Si se detecta un error después de presentar, la solución depende de la naturaleza del fallo. Puede ser necesario presentar una declaración complementaria o sustitutiva, o corregir la información mediante el procedimiento previsto para ese caso. Yo conservaría siempre el justificante electrónico y una copia completa de los datos enviados.
Una revisión práctica antes de presentar
La forma más segura de trabajar es cerrar primero el mapa de vinculaciones. Hay que identificar socios, matrices, filiales, administradores y demás personas o entidades relacionadas, incluidos los vínculos indirectos. Después se agrupan las operaciones por naturaleza y método de valoración.
- Reúne facturas, contratos y extractos contables del ejercicio.
- Identifica todas las contrapartes vinculadas, también las extranjeras.
- Agrupa servicios, préstamos, alquileres, compraventas y otras operaciones comparables.
- Calcula la cifra de negocios y contrasta los límites del 50 %, 100.000 euros y 250.000 euros.
- Comprueba si hay operaciones específicas o relaciones con jurisdicciones no cooperativas.
- Concilia los importes con la contabilidad y prepara la documentación de mercado.
- Presenta electrónicamente dentro del plazo y guarda el justificante.
Cuando el grupo empresarial es pequeño, esta revisión puede organizarse con una hoja de cálculo bien estructurada. Si hay préstamos intragrupo, cánones, reestructuraciones, transmisiones de activos o importes cercanos a los límites, la revisión de un asesor fiscal suele compensar porque el riesgo no está solo en marcar una casilla, sino en justificar el criterio utilizado.
La decisión correcta depende más del vínculo que del país
La idea que conviene conservar es sencilla.
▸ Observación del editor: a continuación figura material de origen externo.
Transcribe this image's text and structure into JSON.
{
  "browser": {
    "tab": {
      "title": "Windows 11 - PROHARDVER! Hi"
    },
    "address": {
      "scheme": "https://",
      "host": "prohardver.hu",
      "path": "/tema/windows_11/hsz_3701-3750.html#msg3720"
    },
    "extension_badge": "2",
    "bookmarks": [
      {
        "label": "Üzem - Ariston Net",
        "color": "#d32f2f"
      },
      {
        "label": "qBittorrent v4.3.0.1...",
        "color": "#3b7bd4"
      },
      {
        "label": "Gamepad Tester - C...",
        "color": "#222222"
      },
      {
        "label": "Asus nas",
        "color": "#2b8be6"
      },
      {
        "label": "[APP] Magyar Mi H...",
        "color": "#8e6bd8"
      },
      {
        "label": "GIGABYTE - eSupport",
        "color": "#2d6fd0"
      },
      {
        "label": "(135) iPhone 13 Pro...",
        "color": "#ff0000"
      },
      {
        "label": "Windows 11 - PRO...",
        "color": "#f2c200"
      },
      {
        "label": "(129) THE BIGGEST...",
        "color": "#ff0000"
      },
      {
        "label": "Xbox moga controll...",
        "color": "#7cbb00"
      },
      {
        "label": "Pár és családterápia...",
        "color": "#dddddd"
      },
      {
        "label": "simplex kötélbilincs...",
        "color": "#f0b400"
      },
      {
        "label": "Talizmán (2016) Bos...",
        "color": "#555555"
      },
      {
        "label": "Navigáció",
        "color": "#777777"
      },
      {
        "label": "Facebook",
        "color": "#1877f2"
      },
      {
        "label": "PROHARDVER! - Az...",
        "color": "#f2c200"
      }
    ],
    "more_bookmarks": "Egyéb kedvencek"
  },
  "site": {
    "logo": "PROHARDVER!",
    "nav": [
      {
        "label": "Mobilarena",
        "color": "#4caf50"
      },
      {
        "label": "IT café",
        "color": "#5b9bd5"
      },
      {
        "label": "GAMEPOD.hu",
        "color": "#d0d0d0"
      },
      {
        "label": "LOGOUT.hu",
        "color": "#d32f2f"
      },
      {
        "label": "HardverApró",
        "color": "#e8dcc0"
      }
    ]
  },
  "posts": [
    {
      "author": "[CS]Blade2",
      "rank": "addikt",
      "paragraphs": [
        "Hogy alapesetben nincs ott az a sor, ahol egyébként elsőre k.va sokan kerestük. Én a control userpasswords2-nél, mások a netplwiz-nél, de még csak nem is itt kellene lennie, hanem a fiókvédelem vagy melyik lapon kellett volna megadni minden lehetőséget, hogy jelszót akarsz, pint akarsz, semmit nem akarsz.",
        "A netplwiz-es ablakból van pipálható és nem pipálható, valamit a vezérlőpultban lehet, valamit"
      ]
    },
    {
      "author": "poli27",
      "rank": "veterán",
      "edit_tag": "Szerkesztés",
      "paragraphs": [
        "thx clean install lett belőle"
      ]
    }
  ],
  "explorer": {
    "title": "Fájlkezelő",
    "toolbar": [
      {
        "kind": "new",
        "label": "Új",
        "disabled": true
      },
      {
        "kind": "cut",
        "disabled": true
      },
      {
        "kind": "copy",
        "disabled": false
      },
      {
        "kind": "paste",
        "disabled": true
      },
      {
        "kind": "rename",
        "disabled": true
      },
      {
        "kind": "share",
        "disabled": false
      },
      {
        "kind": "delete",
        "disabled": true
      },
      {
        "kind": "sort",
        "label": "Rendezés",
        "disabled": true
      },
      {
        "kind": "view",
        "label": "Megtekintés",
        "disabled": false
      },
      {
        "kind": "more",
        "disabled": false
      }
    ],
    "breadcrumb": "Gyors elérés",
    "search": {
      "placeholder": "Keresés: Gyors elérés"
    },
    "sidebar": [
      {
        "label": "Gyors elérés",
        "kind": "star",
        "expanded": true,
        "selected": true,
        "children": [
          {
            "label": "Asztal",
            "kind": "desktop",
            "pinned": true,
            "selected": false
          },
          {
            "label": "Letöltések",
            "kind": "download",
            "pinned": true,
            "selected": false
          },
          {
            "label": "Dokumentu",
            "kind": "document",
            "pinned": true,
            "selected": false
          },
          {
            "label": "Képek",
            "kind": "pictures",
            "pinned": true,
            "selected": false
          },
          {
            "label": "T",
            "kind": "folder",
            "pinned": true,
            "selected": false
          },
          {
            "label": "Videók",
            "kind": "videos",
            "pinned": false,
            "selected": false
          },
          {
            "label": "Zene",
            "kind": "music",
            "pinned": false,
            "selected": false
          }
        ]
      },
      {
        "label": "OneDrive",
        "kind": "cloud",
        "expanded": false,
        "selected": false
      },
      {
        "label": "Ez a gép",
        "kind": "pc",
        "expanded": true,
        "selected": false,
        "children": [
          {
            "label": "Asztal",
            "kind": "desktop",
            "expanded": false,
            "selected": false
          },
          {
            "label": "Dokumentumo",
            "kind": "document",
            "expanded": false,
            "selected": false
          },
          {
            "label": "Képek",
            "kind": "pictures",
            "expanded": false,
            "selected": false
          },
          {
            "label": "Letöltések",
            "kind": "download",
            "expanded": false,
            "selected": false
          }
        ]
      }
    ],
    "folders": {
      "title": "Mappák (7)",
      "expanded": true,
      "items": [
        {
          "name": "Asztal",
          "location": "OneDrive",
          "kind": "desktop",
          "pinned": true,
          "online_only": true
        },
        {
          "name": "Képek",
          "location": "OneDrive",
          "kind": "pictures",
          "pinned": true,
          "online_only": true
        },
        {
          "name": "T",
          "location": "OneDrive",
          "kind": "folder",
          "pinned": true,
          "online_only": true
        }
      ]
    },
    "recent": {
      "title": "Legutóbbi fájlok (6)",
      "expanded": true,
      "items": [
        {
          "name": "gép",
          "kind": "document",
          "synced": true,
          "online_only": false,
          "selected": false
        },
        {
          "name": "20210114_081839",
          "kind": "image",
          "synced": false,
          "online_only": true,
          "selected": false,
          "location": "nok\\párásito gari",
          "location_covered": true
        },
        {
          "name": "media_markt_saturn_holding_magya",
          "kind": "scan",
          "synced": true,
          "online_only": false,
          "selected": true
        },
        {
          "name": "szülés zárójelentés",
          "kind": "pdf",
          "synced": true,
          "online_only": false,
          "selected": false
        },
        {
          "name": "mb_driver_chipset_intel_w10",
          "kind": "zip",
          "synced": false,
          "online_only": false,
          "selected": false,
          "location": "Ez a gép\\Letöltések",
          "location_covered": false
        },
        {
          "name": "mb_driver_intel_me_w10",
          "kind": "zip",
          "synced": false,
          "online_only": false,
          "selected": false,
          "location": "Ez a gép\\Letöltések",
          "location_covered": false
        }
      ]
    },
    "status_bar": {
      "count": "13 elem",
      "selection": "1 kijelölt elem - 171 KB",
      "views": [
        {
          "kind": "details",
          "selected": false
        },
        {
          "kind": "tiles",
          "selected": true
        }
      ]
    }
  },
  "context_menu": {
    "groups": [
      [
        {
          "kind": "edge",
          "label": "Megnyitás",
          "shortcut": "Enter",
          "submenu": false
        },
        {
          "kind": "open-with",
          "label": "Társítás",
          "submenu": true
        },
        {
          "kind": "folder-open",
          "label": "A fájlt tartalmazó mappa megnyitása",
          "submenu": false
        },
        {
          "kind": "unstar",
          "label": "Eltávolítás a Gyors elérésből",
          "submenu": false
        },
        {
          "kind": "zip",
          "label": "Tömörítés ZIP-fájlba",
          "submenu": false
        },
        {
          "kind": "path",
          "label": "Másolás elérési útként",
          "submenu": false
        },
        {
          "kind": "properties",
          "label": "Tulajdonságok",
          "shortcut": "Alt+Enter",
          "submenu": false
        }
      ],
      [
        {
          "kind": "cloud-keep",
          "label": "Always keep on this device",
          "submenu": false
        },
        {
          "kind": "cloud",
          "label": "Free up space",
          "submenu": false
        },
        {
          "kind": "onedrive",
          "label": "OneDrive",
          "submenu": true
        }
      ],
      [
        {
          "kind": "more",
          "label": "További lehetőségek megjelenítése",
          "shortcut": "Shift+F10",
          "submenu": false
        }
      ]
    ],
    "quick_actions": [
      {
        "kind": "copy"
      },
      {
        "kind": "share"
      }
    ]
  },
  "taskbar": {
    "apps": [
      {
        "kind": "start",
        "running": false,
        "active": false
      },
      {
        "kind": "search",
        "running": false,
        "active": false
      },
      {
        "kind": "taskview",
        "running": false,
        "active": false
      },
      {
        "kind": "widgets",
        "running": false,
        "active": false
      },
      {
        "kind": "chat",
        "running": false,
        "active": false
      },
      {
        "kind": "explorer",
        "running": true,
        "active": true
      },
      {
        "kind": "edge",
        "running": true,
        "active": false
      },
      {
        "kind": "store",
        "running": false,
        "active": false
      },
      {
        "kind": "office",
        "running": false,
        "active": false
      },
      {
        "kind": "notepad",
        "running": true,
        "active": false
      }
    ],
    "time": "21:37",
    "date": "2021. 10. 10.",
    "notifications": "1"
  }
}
Una factura extranjera no activa automáticamente esta obligación, y una factura sin IVA tampoco queda fuera del análisis. Primero hay que determinar si existe vinculación, después agrupar las operaciones y finalmente comprobar los umbrales y las operaciones específicas.
También recomiendo separar tres carpetas desde el principio. Una debe contener las facturas y contratos, otra los cálculos de precios de transferencia y la tercera los justificantes de cada declaración presentada. Esa organización permite responder con rapidez si la AEAT solicita información y evita reconstruir el ejercicio varios años después.
En materia fiscal, presentar un formulario no basta si los datos no cuentan con respaldo. La mejor protección es una combinación de importes coherentes, precios razonables y documentación conservada antes de que llegue cualquier requerimiento.